During my final retreat prayer, I had offered my entire being to God; but as I landed in Kingston, I offered all that remained within me to a porcelain fixture inside a tiny room at the airport. I was arriving at the missions the way I had imagined I would in my prayer: poor and empty. My novice brother, with whom I was traveling, cautioned me about my spiritual life, because it seemed that I had received exactly what I asked for in prayer.
My daily trips to work as an elementary-school teacher in a Kingston ghetto often mirrored my long retreat prayers: I was powerless. I desperately searched for shade as I walked three tiring miles each way in a blazing sun that singed my face, ears and neck, the only uncovered portions of my body.
Moreover, I was in a distinct minority; I was white, which was a sign to most people that I was either a leftover from the ruling elite or a poor priest.

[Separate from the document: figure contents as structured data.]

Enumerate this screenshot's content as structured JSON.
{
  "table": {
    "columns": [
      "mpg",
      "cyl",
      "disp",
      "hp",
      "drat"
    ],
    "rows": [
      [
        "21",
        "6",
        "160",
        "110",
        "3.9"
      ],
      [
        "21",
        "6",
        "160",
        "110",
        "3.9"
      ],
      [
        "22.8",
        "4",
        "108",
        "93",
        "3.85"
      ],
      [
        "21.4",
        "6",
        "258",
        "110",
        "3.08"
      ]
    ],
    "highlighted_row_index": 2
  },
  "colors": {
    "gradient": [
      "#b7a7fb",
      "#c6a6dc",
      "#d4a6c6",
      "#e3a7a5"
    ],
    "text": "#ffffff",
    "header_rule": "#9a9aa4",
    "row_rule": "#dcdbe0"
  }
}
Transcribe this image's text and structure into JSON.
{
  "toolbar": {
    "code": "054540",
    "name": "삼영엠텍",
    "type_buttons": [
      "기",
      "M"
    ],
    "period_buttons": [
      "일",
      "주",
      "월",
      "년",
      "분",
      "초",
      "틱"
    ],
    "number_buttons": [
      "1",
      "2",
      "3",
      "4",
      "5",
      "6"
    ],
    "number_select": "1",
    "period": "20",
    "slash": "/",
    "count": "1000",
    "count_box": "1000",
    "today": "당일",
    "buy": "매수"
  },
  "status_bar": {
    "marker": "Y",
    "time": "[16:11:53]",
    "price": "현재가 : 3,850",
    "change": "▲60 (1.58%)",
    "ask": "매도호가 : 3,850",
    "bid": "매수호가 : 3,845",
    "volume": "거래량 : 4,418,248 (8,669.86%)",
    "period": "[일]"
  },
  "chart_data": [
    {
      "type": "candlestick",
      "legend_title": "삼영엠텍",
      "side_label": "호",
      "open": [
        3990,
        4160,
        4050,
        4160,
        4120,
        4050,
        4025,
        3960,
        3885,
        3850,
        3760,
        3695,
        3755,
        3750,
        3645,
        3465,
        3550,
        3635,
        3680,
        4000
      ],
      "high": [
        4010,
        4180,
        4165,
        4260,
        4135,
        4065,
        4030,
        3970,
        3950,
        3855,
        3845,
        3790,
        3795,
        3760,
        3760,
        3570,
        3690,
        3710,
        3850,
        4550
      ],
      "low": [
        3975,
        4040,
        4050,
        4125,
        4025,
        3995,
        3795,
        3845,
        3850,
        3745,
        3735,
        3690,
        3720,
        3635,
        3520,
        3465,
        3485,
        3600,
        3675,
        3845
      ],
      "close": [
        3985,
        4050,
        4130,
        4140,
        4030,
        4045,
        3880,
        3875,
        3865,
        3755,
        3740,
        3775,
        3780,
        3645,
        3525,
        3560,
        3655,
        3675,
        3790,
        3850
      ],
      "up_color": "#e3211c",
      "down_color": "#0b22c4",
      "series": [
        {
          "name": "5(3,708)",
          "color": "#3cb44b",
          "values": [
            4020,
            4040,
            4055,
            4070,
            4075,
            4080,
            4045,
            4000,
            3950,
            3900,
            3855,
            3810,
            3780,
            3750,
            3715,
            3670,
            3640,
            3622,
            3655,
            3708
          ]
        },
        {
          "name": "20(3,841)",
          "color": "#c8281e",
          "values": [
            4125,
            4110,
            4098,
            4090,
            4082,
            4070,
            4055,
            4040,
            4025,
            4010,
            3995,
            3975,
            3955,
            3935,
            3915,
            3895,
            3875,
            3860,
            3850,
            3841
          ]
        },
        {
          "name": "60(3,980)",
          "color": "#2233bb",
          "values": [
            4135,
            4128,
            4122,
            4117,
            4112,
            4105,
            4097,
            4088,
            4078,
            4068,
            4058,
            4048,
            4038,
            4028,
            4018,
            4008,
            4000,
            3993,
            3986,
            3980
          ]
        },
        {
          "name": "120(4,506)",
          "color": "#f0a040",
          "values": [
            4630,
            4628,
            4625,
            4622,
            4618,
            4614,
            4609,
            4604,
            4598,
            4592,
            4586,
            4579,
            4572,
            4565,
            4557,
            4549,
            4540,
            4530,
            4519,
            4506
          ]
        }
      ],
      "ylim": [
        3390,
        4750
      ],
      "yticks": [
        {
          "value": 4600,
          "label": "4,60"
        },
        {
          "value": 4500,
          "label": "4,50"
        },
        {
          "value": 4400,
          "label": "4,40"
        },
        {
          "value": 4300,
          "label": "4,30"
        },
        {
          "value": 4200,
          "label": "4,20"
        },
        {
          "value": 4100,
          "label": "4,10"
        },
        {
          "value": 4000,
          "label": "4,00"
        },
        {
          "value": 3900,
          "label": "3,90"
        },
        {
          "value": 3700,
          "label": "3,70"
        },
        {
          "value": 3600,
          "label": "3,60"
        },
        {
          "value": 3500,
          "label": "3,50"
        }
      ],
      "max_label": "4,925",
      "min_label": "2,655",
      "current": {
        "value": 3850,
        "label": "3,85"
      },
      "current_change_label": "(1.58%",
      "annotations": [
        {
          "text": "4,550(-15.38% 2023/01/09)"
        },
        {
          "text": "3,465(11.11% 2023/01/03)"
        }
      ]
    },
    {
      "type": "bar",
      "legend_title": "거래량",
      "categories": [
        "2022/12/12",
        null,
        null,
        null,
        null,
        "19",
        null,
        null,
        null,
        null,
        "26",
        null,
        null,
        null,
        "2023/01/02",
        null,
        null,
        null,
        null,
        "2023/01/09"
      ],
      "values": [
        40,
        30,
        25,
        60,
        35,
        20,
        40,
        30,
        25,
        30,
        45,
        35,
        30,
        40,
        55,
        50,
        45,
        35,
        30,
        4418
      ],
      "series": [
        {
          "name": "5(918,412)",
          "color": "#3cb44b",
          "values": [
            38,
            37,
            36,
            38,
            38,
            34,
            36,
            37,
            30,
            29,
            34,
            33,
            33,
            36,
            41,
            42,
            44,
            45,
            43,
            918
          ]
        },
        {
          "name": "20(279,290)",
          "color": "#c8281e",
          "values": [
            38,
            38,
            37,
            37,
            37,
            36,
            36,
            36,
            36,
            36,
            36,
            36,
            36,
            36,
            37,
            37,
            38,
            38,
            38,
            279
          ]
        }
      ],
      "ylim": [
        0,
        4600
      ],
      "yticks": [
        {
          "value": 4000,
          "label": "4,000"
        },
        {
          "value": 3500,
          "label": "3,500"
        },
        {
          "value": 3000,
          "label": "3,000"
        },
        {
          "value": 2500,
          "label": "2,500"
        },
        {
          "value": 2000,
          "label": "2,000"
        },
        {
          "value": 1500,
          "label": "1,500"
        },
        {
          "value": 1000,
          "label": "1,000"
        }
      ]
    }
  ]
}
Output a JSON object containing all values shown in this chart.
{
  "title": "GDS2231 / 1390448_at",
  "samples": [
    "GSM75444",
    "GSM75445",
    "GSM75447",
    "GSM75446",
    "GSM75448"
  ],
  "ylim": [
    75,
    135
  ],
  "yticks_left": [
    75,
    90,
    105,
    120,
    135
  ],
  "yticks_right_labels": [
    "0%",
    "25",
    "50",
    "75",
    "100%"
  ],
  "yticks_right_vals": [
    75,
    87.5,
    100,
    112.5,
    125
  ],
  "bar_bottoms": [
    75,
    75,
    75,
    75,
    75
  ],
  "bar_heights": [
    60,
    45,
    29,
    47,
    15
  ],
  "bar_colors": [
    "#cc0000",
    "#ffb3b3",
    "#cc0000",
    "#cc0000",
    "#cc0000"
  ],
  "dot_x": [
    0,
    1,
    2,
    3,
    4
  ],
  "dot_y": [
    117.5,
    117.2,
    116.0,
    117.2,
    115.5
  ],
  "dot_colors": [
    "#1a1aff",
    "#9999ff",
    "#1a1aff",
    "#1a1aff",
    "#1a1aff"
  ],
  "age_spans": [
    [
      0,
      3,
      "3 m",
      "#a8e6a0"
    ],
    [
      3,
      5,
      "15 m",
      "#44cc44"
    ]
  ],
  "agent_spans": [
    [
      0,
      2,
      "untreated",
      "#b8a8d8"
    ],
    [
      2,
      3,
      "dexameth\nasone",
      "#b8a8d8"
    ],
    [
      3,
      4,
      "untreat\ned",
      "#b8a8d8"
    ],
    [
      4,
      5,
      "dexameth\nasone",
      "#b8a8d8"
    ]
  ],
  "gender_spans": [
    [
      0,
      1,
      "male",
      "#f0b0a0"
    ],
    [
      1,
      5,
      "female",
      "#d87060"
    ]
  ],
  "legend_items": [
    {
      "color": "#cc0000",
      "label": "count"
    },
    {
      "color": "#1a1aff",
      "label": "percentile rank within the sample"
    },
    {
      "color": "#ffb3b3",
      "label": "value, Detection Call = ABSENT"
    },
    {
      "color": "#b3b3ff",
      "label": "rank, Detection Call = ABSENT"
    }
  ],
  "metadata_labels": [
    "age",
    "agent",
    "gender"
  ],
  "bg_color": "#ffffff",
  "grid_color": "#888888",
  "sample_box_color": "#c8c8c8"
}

Amid the unsavory sights, sounds and fragrances, my daily walks brought me past a series of “hagglers” (street vendors), propositioners and hungry animals to the safe confines of the overcrowded and medically deficient Kingston Public Hospital. K.P.H. was always a busy crossroads of people. It was a great sign of success when they built a new wing across the street from the main entrance.
On the final leg of my daily meanderings I had to pass through a tiny gate that separates one political gang’s territory from another. It was eerily still each time I passed through that gate, in part because of the presence of several casket-maker shops that lined the street leading up to my school. Each day I would battle my fears and the assaults on my senses until I stepped through the gate of a welcome refuge—my classroom.
One day as I passed by K.P.H., a strong, tall black man rapidly approached me, yelling “There he is,” and firmly grabbed my arm.
My racial prejudices took over, and I became exceedingly frightened as he pulled me toward a dark doorway. I resisted and tried to reason with him, but he kept pulling me up the dark tiny ramp. He said nothing.
My heart sank when we reached the top of the ramp and I saw a dozen men standing in a circle with shovels and other heavy equipment in their hands. I could only think, “I’m going to die—or something worse will happen.” Breathless, I was tossed into the center of the circle.
The man who had grabbed me said, “Father, will you bless our work? Will you bless this hospital?”
Stunned, I prayed and chattered and prayed some more.
When I regained composure, I realized that I had begun to grow in admiration, appreciation and affection for the faith-filled people of the missions, who no longer seemed poor.